On Saturday, Saint John High School beat Hampton High School in a football game played at Hampton. The result left the Greyhounds with the second best record in the province at 5-1, second only to the 6-0 Fredericton High School Black Kats.

Wouldn't it be ironic and a bit unfortunate if those two teams advanced to the provincial football final and played head to head for the Ed Skiffington Trophy? Fredericton High playing Saint John High in Moncton.

Moncton? Yes. folks Moncton. And that's why it would be a bit unfortunate.

The NBIAA decided before the season started to hold the championship game at Moncton's Rocky Stone Field, no matter who was playing.

It would have been even more ironic if Leo Hayes Lions had a team strong enough to make the final and FHS and Leo Hayes had to travel to Moncton to play each other.

The fans would have to travel, the home media would be absent or at least poorly represented.

Rocky Stone is an all-weather field and given the weather in this part of the world, the theory is the weather wouldn't play as big a role. And, of course, knowing the game is there right from the start, that gives the hosts all season to promote the game.

And blah, blah, blah.

If you were at FHS Field for the last two championship games, you would know the weather didn't detract from either game.

In fact, in the case of the 2004 game, it probably added to it. And Rocky Stone Field is no warmer than FHS field or Saint John's Shamrock Park.

It is however, in Moncton. And that's somewhere the championship game hasn't been played since 2002. Well, if you can't win your way to the game on the field, best to capture its venue in the board room, I guess.

This is the same kind of decision that ended the regular season crossover games in high school 12-man football between the Moncton-based east division and the Fredericton-Saint John regional west division before this season.

Did you know that last year in crossover play, the west won 13 of 15 times against the east? They were 9-1 in season play and 4-1 in the playoffs with Moncton teams eliminated before the final.

Well, that was enough of that. The east isn't dealing with any teams out of the west until the semifinal round this season. That gives them a two out of four chance one of them will make it to the final.

If one of them can squeak past FHS, Saint John or Hampton, maybe even OHS, then they will have home field advantage for the final even though chances are FHS will go to the playoffs at 7-0.

And if that plan doesn't work, maybe next year they can change it so that there is no crossover until the final itself. Surely, a Moncton team can get in that way.

OK, that was a cheap shot, I'm sure most of the east players and coaches blush at the perception that they are leery of playing against the west. But perception is often the key to how you are regarded. Perhaps the people who decided to approach the season this way need to stop trying to manage results and let the teams decide things on the field.

  • Let there be absolutely no doubt that I support the high school basketball Final 12 at the Aitken Centre. I firmly believe it should be at the AUC until somebody proves they can do a better job.

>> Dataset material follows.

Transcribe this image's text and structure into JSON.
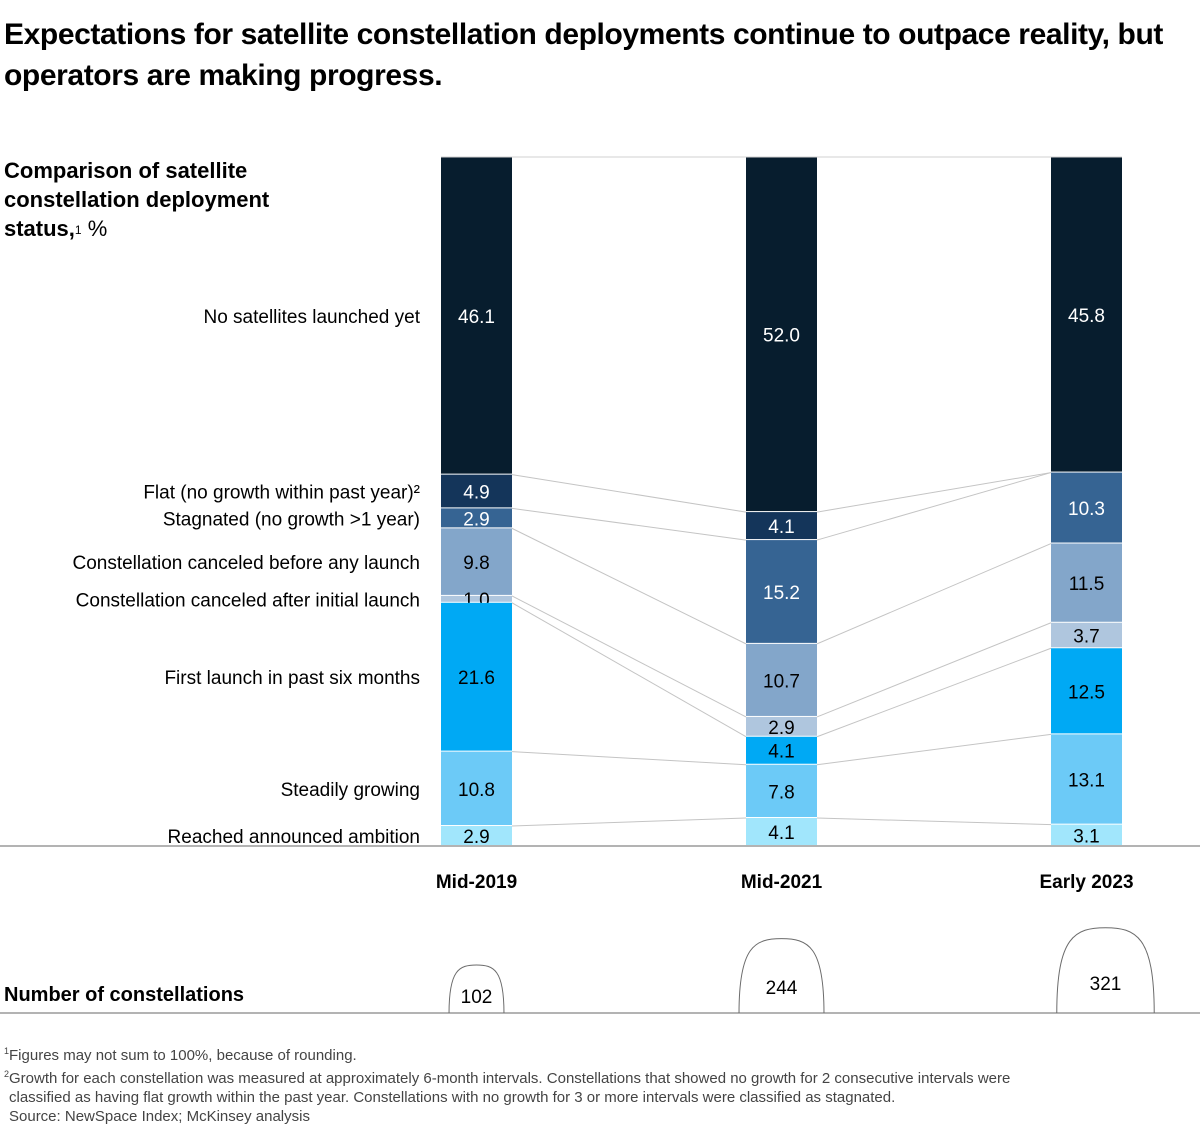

    Nobody should be allowed to rip the event from the people who made it what it is just because they want it. They should have to make it clear they can do at least as good a job.

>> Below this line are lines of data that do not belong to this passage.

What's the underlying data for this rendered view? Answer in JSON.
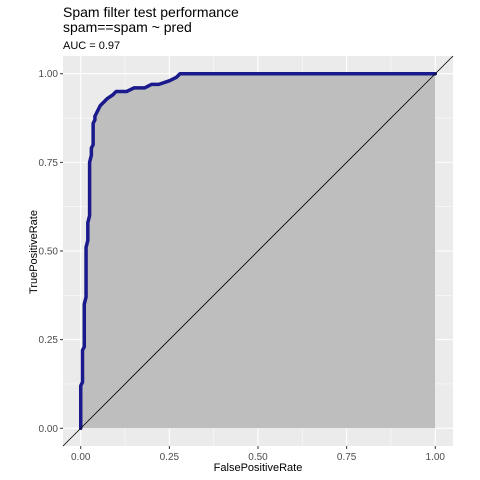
{
  "chart_data": {
    "type": "area",
    "title": "Spam filter test performance",
    "subtitle": "spam==spam ~ pred",
    "annotation": "AUC = 0.97",
    "xlabel": "FalsePositiveRate",
    "ylabel": "TruePositiveRate",
    "xlim": [
      -0.05,
      1.05
    ],
    "ylim": [
      -0.05,
      1.05
    ],
    "x_ticks": [
      0,
      0.25,
      0.5,
      0.75,
      1
    ],
    "x_tick_labels": [
      "0.00",
      "0.25",
      "0.50",
      "0.75",
      "1.00"
    ],
    "y_ticks": [
      0,
      0.25,
      0.5,
      0.75,
      1
    ],
    "y_tick_labels": [
      "0.00",
      "0.25",
      "0.50",
      "0.75",
      "1.00"
    ],
    "grid": true,
    "series": [
      {
        "x": [
          0,
          0,
          0.005,
          0.005,
          0.01,
          0.01,
          0.015,
          0.015,
          0.02,
          0.02,
          0.025,
          0.025,
          0.03,
          0.03,
          0.035,
          0.035,
          0.04,
          0.04,
          0.045,
          0.05,
          0.055,
          0.065,
          0.075,
          0.09,
          0.1,
          0.13,
          0.15,
          0.18,
          0.2,
          0.22,
          0.25,
          0.27,
          0.28,
          0.3,
          0.35,
          0.45,
          0.6,
          0.75,
          0.8,
          1
        ],
        "y": [
          0,
          0.12,
          0.13,
          0.22,
          0.23,
          0.35,
          0.37,
          0.51,
          0.53,
          0.58,
          0.6,
          0.75,
          0.77,
          0.79,
          0.8,
          0.86,
          0.87,
          0.88,
          0.89,
          0.9,
          0.91,
          0.92,
          0.93,
          0.94,
          0.95,
          0.95,
          0.96,
          0.96,
          0.97,
          0.97,
          0.98,
          0.99,
          1,
          1,
          1,
          1,
          1,
          1,
          1,
          1
        ]
      }
    ],
    "reference_line": {
      "x": [
        0,
        1
      ],
      "y": [
        0,
        1
      ]
    },
    "colors": {
      "curve": "#1a1a8c",
      "area": "#bebebe",
      "panel": "#ebebeb",
      "grid": "#ffffff",
      "diagonal": "#000000"
    }
  }
}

    That said, sometimes I wish just a little the tournament had gone to another area of the province when last awarded.

    In that case, those other areas could stop whining 'well, Fredericton gets the basketball championships every year,' when manoeuvring for an advantage in getting something they want in another sport, like football.

  • In last week's column, I mentioned that UNB won't grab the average fan in the fall until they return football to campus. I worded it to say that soccer games won't get it done. I shouldn't have mentioned soccer, or any other sport.

    It's not about football versus soccer or any sport.

    My point was if UNB announced a football team tomorrow, it would be all over the media. It would be the talk of many offices, maybe even the talk of student residences.

    Football receives huge coverage from the media, especially television, and with it the high profile among the fans that spend the money.

    It would be a massive marketing tool for UNB. No other sport except maybe ice hockey can match it.

    That doesn't make it a better sport than soccer, or a worst one. It is just the way it is at this time, at this place. Football has a built-in psychological advantage over anything else in the fall with fans and media alike.

    Books could be written about the reasons why. But it's the way it is.